Source of claim: Iowa Sen. Joni Ernst in a news release issued July 1 in response to President Barack Obama's June 30 signing of the Female Veterans Suicide Prevention Act.
Analysis
A 2012 Suicide Data Report, compiled by the U.S. Department of Veterans Affairs, collected suicide data from 1999 through 2009 in 21 states.
The report found that veterans accounted for about 22.2 percent of all suicides reported during the project period. The report goes on to say, 'an estimated 22 veterans will have died from suicide each day in the calendar year 2010.”
On July 7, just one week after Ernst's news release, the department issued a second report, which updated the 2012 data with more than 55 million veteran records from 1979 through 2014 from all 50 states.
The updated report found an average of 20 veterans a day died from suicide in 2014.
The number is slightly lower than Ernst's claim, but we can't dock her grade as the report came out after her news release. The 2012 report was the most recent Department of Veterans Affairs data available at the time of Ernst's claim.
For the second part of Ernst's claim, a June 2015 Los Angeles Times article and an October 2015 Washington Post story dug deeper into the 2012 Suicide Data Report.
Looking at populations of 100,000, the suicide rate of women who never served in the military is 5.2. The suicide rate of female veterans in the same population is 28.7.
So that accounts for Ernst's claim that female veterans commit suicide at six times the rate of non-military females.
The report released this month found the suicide rate among civilian adult females was 7.2 per 100,000 in 2014, while the rate for veteran females was 18.9.
To compare, the suicide rate among civilian adult males in 2014 was 26.2 per 100,000, compared with a rate of male veterans at 37, according to the report.
Conclusion
Having served more than two decades in the military, Ernst's prioritization of veterans issues is understandable.
The GOP senator's July 1 claims on suicide rates among female veterans cited the most up-to-date information available at the time.

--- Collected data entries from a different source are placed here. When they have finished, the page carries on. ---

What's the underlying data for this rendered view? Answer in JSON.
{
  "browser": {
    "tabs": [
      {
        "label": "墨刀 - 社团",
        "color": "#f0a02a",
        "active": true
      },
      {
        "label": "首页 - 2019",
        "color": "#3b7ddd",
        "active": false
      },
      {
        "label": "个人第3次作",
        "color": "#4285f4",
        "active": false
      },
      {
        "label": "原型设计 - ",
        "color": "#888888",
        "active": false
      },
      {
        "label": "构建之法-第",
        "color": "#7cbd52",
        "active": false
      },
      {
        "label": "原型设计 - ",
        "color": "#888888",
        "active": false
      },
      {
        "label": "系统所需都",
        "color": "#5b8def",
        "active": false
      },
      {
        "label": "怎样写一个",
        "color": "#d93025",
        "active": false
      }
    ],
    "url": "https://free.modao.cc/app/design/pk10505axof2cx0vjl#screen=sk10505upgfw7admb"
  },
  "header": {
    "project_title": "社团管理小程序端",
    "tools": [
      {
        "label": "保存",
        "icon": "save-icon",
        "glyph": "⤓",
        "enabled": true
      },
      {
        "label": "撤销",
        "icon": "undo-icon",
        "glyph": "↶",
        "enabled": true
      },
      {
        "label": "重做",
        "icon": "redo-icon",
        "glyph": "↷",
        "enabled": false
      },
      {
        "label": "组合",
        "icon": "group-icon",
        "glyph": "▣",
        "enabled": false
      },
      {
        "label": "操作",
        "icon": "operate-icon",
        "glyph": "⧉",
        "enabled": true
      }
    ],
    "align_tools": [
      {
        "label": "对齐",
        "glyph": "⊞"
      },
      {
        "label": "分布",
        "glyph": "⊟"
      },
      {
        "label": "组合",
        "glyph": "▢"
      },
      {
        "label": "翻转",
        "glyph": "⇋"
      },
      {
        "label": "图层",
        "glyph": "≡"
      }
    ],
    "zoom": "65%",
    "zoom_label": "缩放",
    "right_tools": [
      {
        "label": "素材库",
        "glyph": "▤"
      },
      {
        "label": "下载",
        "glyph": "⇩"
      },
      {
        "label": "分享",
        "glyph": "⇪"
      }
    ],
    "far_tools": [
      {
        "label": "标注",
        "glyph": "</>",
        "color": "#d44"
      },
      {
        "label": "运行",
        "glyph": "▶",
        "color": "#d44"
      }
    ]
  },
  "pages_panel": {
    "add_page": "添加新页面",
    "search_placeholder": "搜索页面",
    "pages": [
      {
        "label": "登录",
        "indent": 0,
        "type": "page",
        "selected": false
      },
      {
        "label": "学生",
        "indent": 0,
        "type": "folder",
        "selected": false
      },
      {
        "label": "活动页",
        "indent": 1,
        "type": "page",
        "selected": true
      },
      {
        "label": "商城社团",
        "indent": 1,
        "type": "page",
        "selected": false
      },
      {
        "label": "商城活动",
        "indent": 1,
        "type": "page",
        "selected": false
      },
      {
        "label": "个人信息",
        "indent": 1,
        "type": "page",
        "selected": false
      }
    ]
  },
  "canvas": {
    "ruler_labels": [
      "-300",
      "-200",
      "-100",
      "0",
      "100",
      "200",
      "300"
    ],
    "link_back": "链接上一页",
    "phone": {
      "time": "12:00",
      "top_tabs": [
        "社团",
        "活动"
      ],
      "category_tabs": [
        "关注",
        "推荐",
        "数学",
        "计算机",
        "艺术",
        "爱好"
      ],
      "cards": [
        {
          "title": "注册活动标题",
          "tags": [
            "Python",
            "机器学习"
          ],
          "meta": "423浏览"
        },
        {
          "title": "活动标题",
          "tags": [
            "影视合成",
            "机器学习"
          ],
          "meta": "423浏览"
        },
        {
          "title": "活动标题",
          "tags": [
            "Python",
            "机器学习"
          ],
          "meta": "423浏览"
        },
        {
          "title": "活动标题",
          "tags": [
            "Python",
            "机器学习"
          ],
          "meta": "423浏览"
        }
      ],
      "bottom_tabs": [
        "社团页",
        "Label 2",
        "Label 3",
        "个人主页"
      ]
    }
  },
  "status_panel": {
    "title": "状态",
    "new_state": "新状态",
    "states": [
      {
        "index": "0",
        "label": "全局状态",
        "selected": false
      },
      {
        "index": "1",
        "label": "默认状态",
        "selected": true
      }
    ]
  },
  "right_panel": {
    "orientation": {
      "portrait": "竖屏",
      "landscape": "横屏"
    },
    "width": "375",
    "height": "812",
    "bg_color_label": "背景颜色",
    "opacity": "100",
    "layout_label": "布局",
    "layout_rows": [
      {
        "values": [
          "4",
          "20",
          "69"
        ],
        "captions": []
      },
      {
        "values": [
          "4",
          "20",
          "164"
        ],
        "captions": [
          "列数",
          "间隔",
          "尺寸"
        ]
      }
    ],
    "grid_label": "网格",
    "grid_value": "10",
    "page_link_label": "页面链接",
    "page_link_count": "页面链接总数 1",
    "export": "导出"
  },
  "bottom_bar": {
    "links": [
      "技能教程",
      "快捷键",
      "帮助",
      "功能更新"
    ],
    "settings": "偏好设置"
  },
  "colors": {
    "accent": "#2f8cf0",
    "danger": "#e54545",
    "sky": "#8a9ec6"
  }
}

Data released just days after her claim provide updated and slightly different numbers, but the findings reinforced that suicide rates among female veterans - and male veterans, for that matter - are considerably higher than their civilian counterparts.
We give Ernst an A
for the two claims measured.
Criteria
The Fact Checker team checks statements made by an Iowa political candidate/office holder or a national candidate/office holder about Iowa, or in advertisements that appear in our market. Claims must be independently verifiable. We give statements grades from A to F based on accuracy and context.
If you spot a claim you think needs checking, email us at factchecker@thegazette.com.
This Fact Checker was researched and written by Mitchell Schmidt.
U.S. Sen. Joni Ernst updates the crowd on her recent Congressional activities during a town meeting at the Anamosa Public Library in Anamosa, Iowa, on Friday, April 29, 2016. Ernst visited the Jones County location as part of her 99-county tour across Iowa. (Jim Slosiarek/The Gazette)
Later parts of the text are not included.